Dr. Leonard I. Zon is the Grousbeck Professor of Pediatric Medicine at Harvard Medical School, Investigator at Howard Hughes Medical Institute, and Director of the Stem Cell Program, Children’s Hospital Boston. He is founder and former president of the International Society for Stem Cell Research and chair of the Executive Committee of the recently formed Harvard Stem Cell Institute (HSCI). In 2005, he completed a term as President of the American Society for Clinical Investigation. In that same year, Dr. Zon was elected to the Institute of Medicine of the National Academies. In 2008, Dr. Zon was elected to the American Academy of Arts & Sciences and in 2010, Dr. Zon was awarded the E. Donnall Thomas Lecture and Prize from American Society of Hematology. In 2013, Dr. Zon received the ISEH Donald Metcalf Lecture Award. Dr. Zon received a B.S. degree in chemistry and natural sciences from Muhlenberg College and an M.D. degree from Jefferson Medical College. He subsequently did an internal medicine residency at New England Deaconess Hospital and a fellowship in medical oncology at Dana-Farber Cancer Institute.

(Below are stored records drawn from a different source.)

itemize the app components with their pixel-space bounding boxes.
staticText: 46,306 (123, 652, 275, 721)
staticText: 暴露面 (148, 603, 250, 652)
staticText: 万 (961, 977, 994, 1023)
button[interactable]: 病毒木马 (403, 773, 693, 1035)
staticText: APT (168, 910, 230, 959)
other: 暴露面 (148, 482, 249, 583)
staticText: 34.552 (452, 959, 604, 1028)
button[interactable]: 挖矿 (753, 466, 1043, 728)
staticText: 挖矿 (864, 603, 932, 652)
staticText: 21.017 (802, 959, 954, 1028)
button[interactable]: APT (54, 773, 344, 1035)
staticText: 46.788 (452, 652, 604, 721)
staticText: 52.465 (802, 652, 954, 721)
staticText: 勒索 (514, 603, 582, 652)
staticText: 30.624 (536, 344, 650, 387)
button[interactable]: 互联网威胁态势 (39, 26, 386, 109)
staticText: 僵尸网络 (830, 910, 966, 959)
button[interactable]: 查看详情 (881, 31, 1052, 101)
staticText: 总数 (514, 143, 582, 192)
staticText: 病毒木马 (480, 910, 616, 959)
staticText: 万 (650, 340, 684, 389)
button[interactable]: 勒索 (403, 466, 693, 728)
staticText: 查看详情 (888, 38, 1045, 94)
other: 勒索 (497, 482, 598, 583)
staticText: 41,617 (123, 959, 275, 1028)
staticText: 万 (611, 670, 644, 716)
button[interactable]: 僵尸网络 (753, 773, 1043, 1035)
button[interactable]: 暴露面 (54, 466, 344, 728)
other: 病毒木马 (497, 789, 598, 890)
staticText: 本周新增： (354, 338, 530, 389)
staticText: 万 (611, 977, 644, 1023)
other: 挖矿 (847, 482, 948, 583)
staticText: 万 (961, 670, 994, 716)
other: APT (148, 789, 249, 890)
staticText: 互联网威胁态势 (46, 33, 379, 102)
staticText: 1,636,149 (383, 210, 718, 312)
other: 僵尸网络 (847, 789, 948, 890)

His postdoctoral research was in the laboratory of Stuart Orkin. Dr. Zon is internationally recognized for his pioneering work in the fields of stem cell biology and cancer genetics. He has been the pre-eminent figure in establishing the zebrafish as an invaluable genetic model for the study of the blood and hematopoietic development. The laboratory focuses on the developmental biology of hematopoiesis and cancer. They have collected over 30 mutants affecting the hematopoietic system. Some of the mutants represent excellent animal models of human disease. They also have undertaken chemical genetic approach to blood development and have found that prostaglandins upregulates blood stem cells. This has led to a clinical trial to improve engraftment for patients receiving cord blood transplants. They recently developed suppressor screening genetics and found that transcriptional elongation regulates blood cell fate. The laboratory has also developed zebrafish models of cancer. They have generated a melanoma model in the zebrafish system using transgenics. Transgenic fish get nevi, and in a combination with a p53 mutant fish develop melanomas. They recently found a histone methyltransferase that can accelerate melanoma, and discovered a small molecule that blocks transcription elongation and suppresses melanoma growth.